Di fronte alle ondate di clandestini sulle nostre coste, e ai naufragi in mare che funestarono il governo Renzi, nel 2017 il ministro dell'Interno dell'esecutivo Gentiloni, Marco Minniti, si rese conto che, per fermare il consenso di Matteo Salvini, doveva inventarsi un piano per l'Africa, per tentare di bloccare le partenze. E mise in piedi una squadra reclutando il Capitano Ultimo, quel Sergio De Caprio che nel 1993 arrestò Totò Riina e che, approdato all'Aise, fu investito del compito di avviare interlocuzioni con le tribù sahariane, al fine di arrivare a una cooperazione che consentisse di fermare i migranti già nel deserto. «Vorrei portare avanti il discorso che riguarda la sicurezza e lo sviluppo dopo che viene fatta la pace» annunciava Capitano Ultimo ai delegati africani, mettendo l'immigrazione clandestina sullo stesso piano della lotta al terrorismo. «Affrontare il tema dell'immigrazione e del terrorismo attraverso meccanismi di controllo delle frontiere, che partono dalla riottimizzazione dei centri di accoglienza, che già esistono in diversi Paesi, l'adeguamento e l'ammodernamento, assumendo nei centri di accoglienza di ciascun Paese inizialmente 50 persone, dico numeri che poi voi correggerete, 50 persone per la sicurezza e 50 assistenti a cui verrà dato uno stipendio dall'Italia e dall'Unione Europea». Una proposta operativa che, davanti alla resistenza dei rappresentanti sahariani, assumeva i contorni di una sorta di ricatto.

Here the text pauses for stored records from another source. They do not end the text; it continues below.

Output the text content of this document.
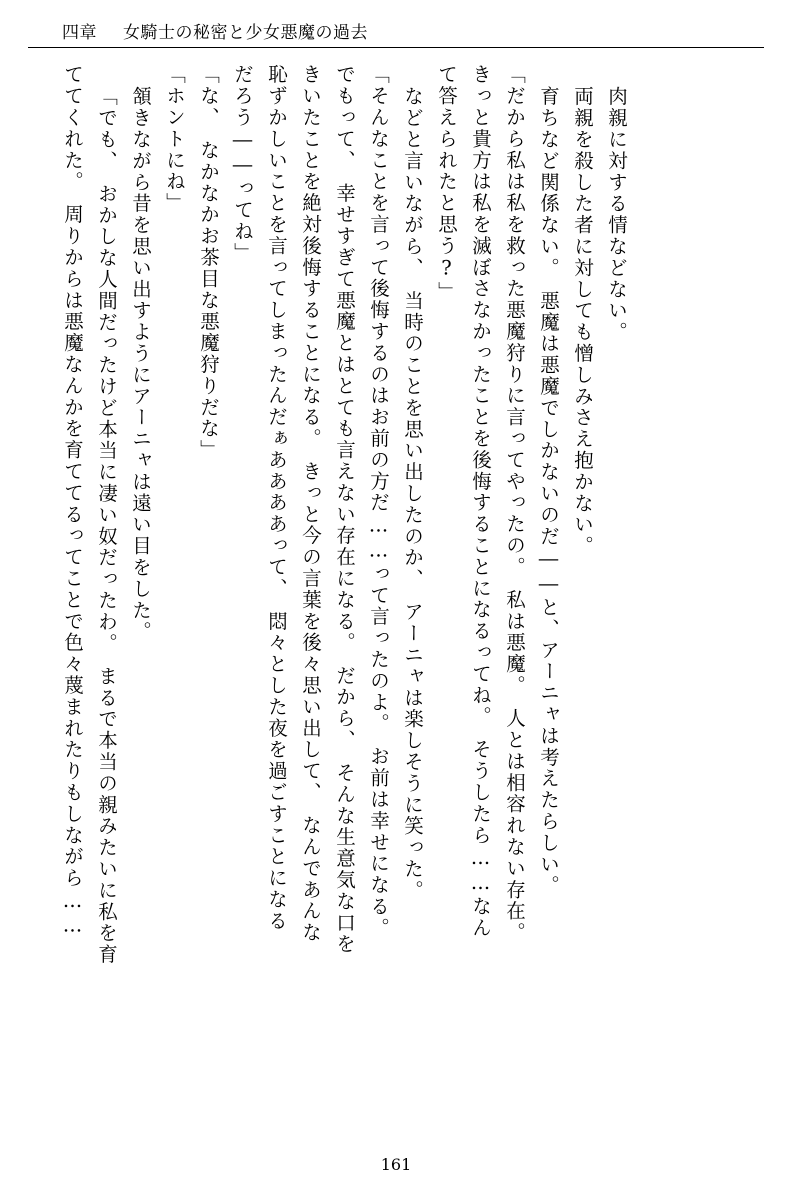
四章 女騎士の秘密と少女悪魔の過去
ててくれた。　周りからは悪魔なんかを育ててるってことで色々蔑まれたりもしながら…… 「でも、　おかしな人間だったけど本当に凄い奴だったわ。　まるで本当の親みたいに私を育 頷きながら昔を思い出すようにアーニャは遠い目をした。 「ホントにね」 「な、　なかなかお茶目な悪魔狩りだな」 だろう――ってね」 恥ずかしいことを言ってしまったんだぁああああって、　悶々とした夜を過ごすことになる きいたことを絶対後悔することになる。　きっと今の言葉を後々思い出して、　なんであんな でもって、　幸せすぎて悪魔とはとても言えない存在になる。　だから、　そんな生意気な口を 「そんなことを言って後悔するのはお前の方だ……って言ったのよ。　お前は幸せになる。 などと言いながら、　当時のことを思い出したのか、　アーニャは楽しそうに笑った。 て答えられたと思う?」 きっと貴方は私を滅ぼさなかったことを後悔することになるってね。　そうしたら……なん 「だから私は私を救った悪魔狩りに言ってやったの。　私は悪魔。　人とは相容れない存在。 育ちなど関係ない。　悪魔は悪魔でしかないのだ――と、アーニャは考えたらしい。 両親を殺した者に対しても憎しみさえ抱かない。 肉親に対する情などない。
161
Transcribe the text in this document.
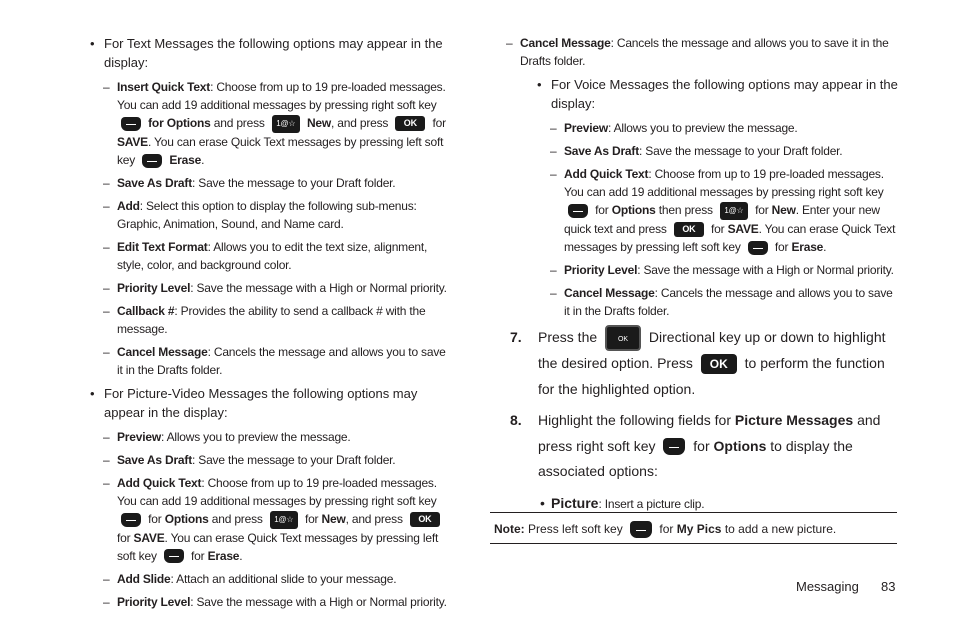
• For Text Messages the following options may appear in the display:
– Insert Quick Text: Choose from up to 19 pre-loaded messages. You can add 19 additional messages by pressing right soft key for Options and press 1@☆ New, and press OK for SAVE. You can erase Quick Text messages by pressing left soft key	Erase.
– Save As Draft: Save the message to your Draft folder.
– Add: Select this option to display the following sub-menus: Graphic, Animation, Sound, and Name card.
– Edit Text Format: Allows you to edit the text size, alignment, style, color, and background color.
– Priority Level: Save the message with a High or Normal priority.
– Callback #: Provides the ability to send a callback # with the message.
– Cancel Message: Cancels the message and allows you to save it in the Drafts folder.
• For Picture-Video Messages the following options may appear in the display:
– Preview: Allows you to preview the message.
– Save As Draft: Save the message to your Draft folder.
– Add Quick Text: Choose from up to 19 pre-loaded messages. You can add 19 additional messages by pressing right soft key  for Options and press 1@☆ for New, and press OK for SAVE. You can erase Quick Text messages by pressing left soft key	for Erase.
– Add Slide: Attach an additional slide to your message.
– Priority Level: Save the message with a High or Normal priority.
– Cancel Message: Cancels the message and allows you to save it in the Drafts folder.
• For Voice Messages the following options may appear in the display:
– Preview: Allows you to preview the message.
– Save As Draft: Save the message to your Draft folder.
– Add Quick Text: Choose from up to 19 pre-loaded messages. You can add 19 additional messages by pressing right soft key  for Options then press 1@☆ for New. Enter your new quick text and press OK for SAVE. You can erase Quick Text messages by pressing left soft key	for Erase.
– Priority Level: Save the message with a High or Normal priority.
– Cancel Message: Cancels the message and allows you to save it in the Drafts folder.
7. Press the	OK Directional key up or down to highlight the desired option. Press OK to perform the function for the highlighted option.
8. Highlight the following fields for Picture Messages and press right soft key	for Options to display the associated options:
• Picture: Insert a picture clip.
Note: Press left soft key	for My Pics to add a new picture.
Messaging 83
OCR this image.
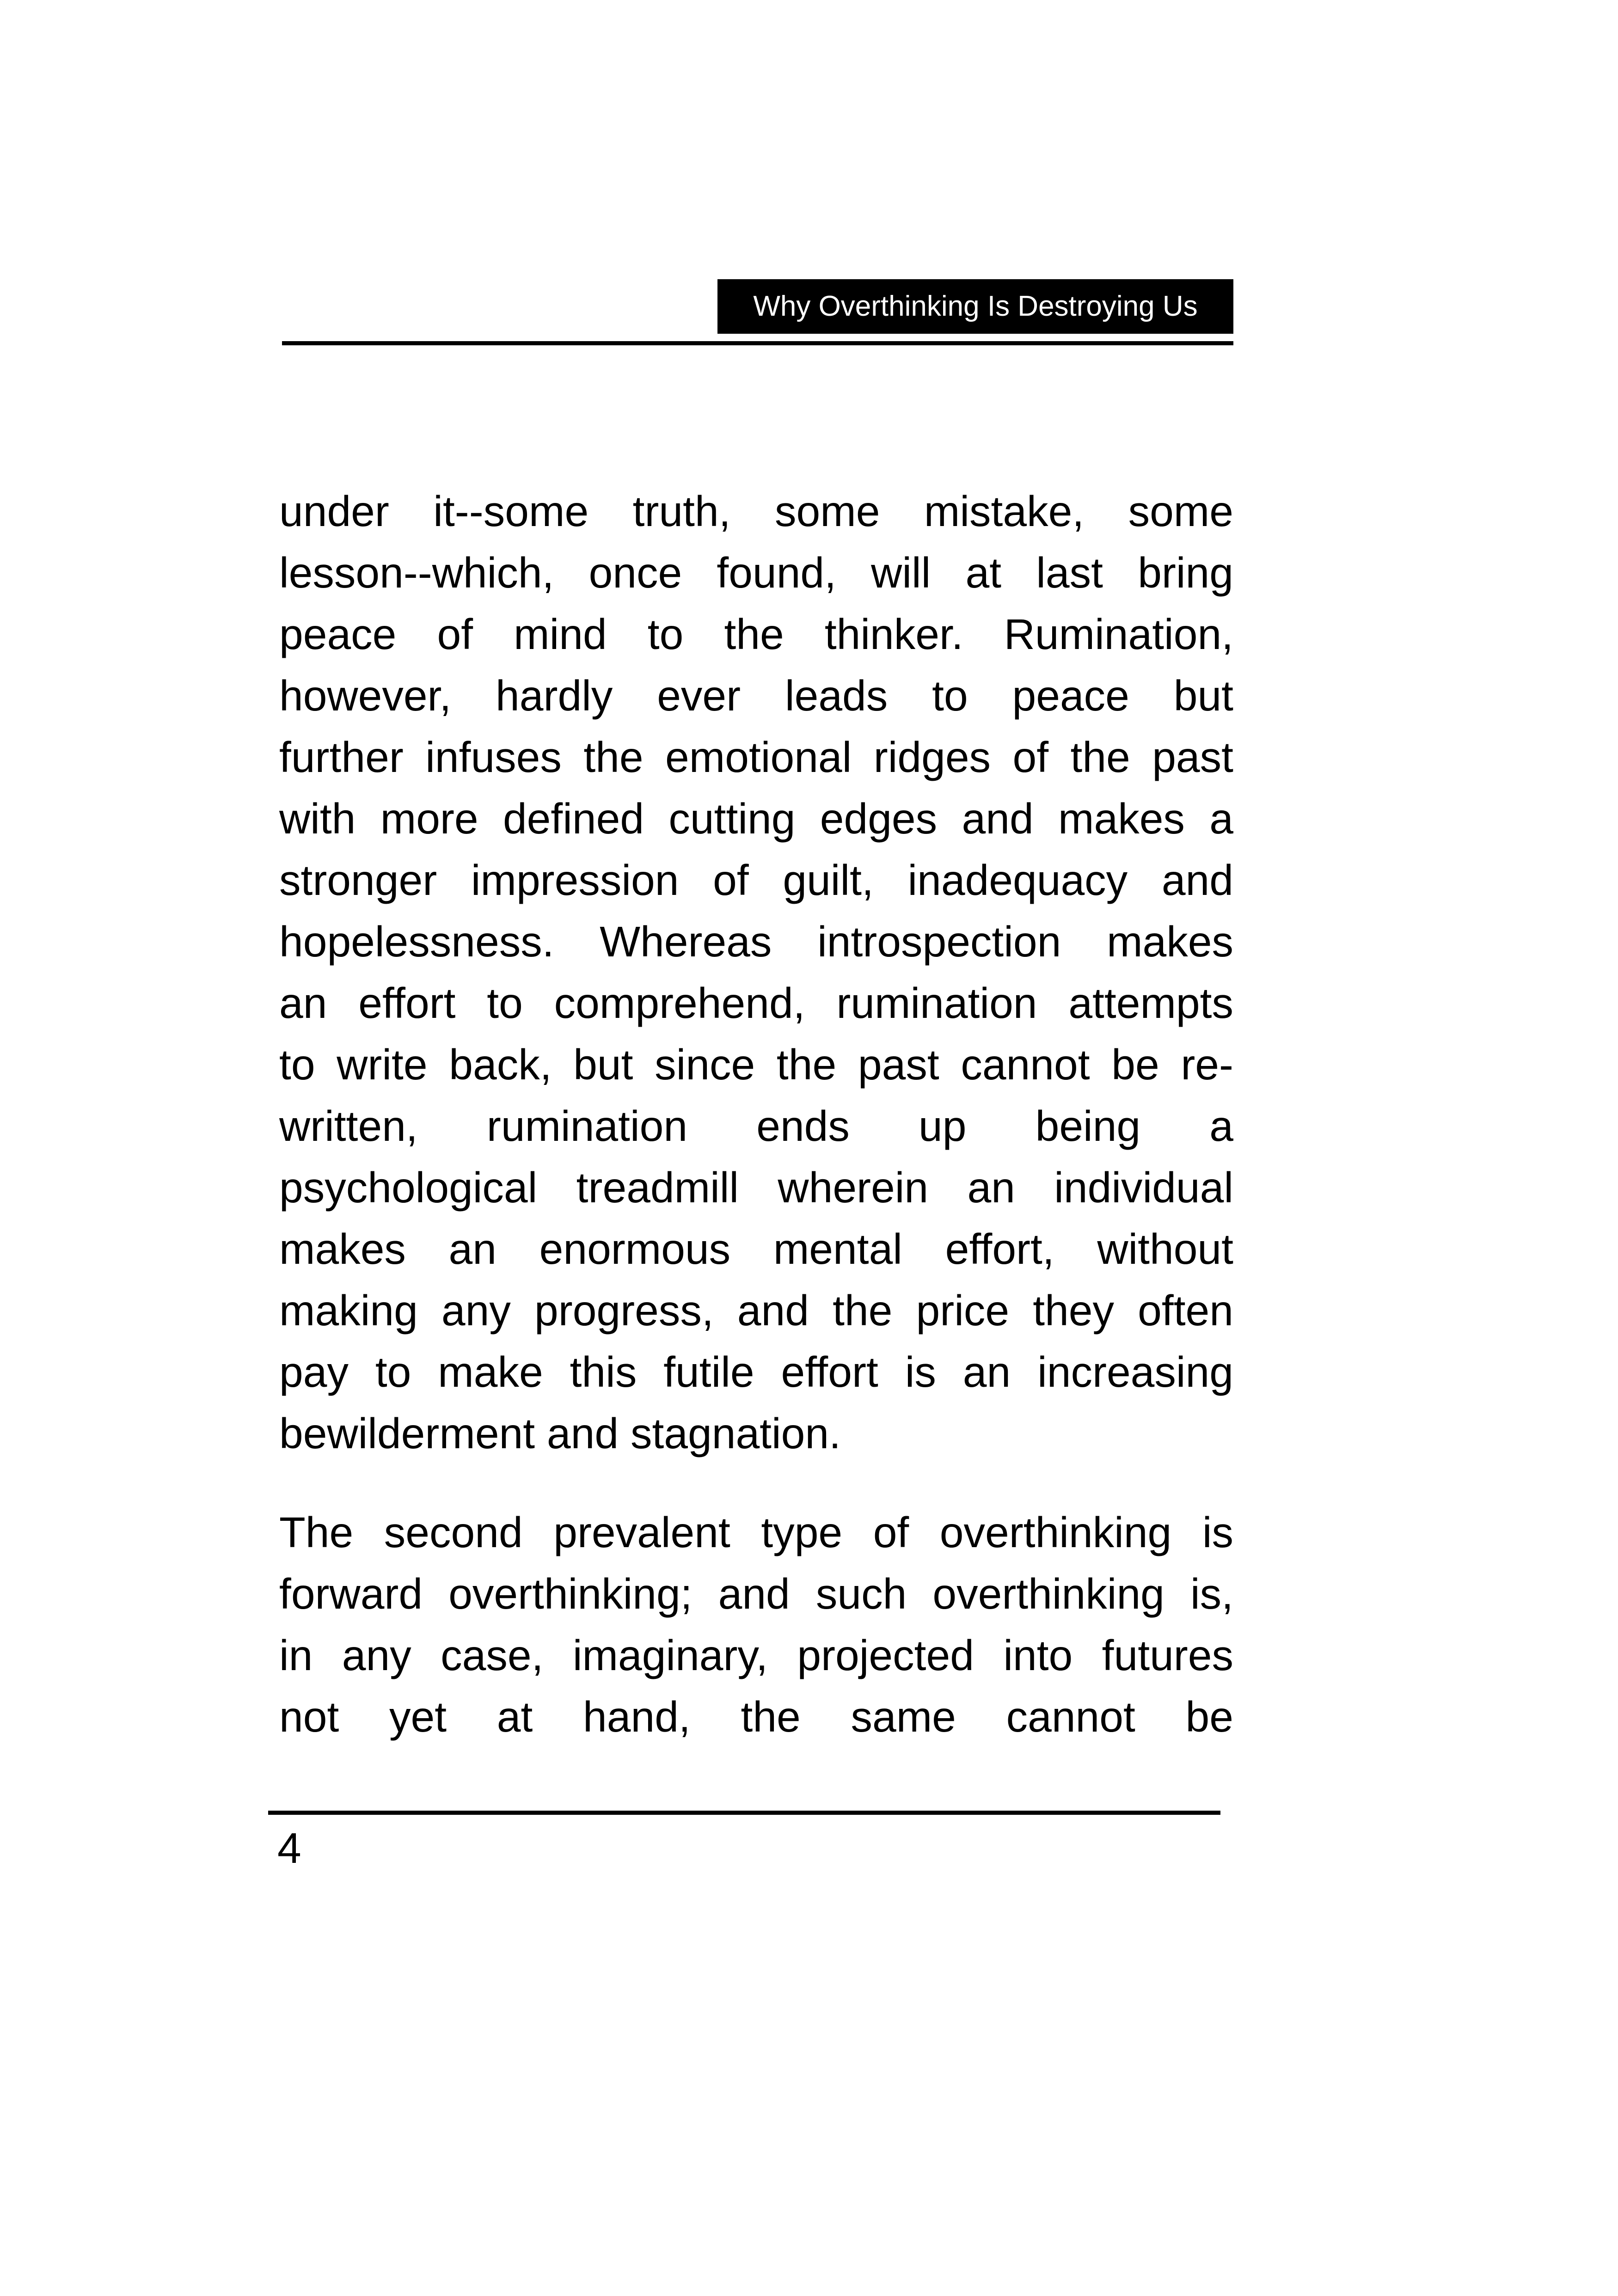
Why Overthinking Is Destroying Us
under it--some truth, some mistake, some
lesson--which, once found, will at last bring
peace of mind to the thinker. Rumination,
however, hardly ever leads to peace but
further infuses the emotional ridges of the past
with more defined cutting edges and makes a
stronger impression of guilt, inadequacy and
hopelessness. Whereas introspection makes
an effort to comprehend, rumination attempts
to write back, but since the past cannot be re-
written, rumination ends up being a
psychological treadmill wherein an individual
makes an enormous mental effort, without
making any progress, and the price they often
pay to make this futile effort is an increasing
bewilderment and stagnation.
The second prevalent type of overthinking is
forward overthinking; and such overthinking is,
in any case, imaginary, projected into futures
not yet at hand, the same cannot be
4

Perché se le tribù non avessero messo in atto il piano di Minniti, non avrebbero ricevuto aiuti medici, pompe per l'acqua e denari.

 

 

«So bene che i centri di accoglienza non sono una soluzione», replicava De Caprio, «ma io so bene che come tu utilizzi il centro d'accoglienza troverai la soluzione per farli diventare ciò che vuole la libertà e l'indipendenza di ciascun Paese. Ma vogliamo rifiutare l'opportunità di usare i centri di accoglienza per farli diventare sviluppo, fabbriche, quello che ciascun Paese vuole? Non lo so, la vostra saggezza saprà come farlo». E saggiamente, dalle carceri libiche, è nata una generazione di torturatori per la quale il Pd non solo non si è mai stracciato le vesti, ma ha fatto finta di non vedere, trattando criminali nordafricani come interlocutori. Il caso più eclatante è quello del comandante Bija, considerato dalla Corte penale internazionale, che indagava sui suoi crimini, un trafficante di esseri umani e, per questo, colpito dal divieto di viaggio. Eppure, come dimostrano documenti e fotografie, il torturatore libico, ucciso a Tripoli da un commando lo scorso agosto, nel 2017 era in visita in Italia, accolto per una sorta di training sulle procedure operative di contrasto all'immigrazione clandestina, passando dai centri di accoglienza siciliani alla Capitale. «A Roma ho visto diverse persone», aveva detto Bija in un'intervista all'Espresso. «Siamo andati anche alla Guardia Costiera italiana, alla Croce Rossa, al ministero della Giustizia italiano e poi al Viminale», ha assicurato. E su Minniti: «Non so se l'ho incontrato, forse». Una circostanza del tutto smentita dal ministro, che ha negato di aver mai ricevuto il trafficante. Quella visita, comunque, fu fruttuosa, perché due mesi dopo il viaggio in Italia le partenze dalla Libia crollarono drasticamente. Fonti interne rivelarono l'esistenza di una trattativa segreta tra le nostre istituzioni e la guardia costiera libica per catturare la gente in mare e riportarla in quelle prigioni di Tripoli, dove è cresciuto il potere di Almasri. E ora la colpa vogliono darla al governo Meloni.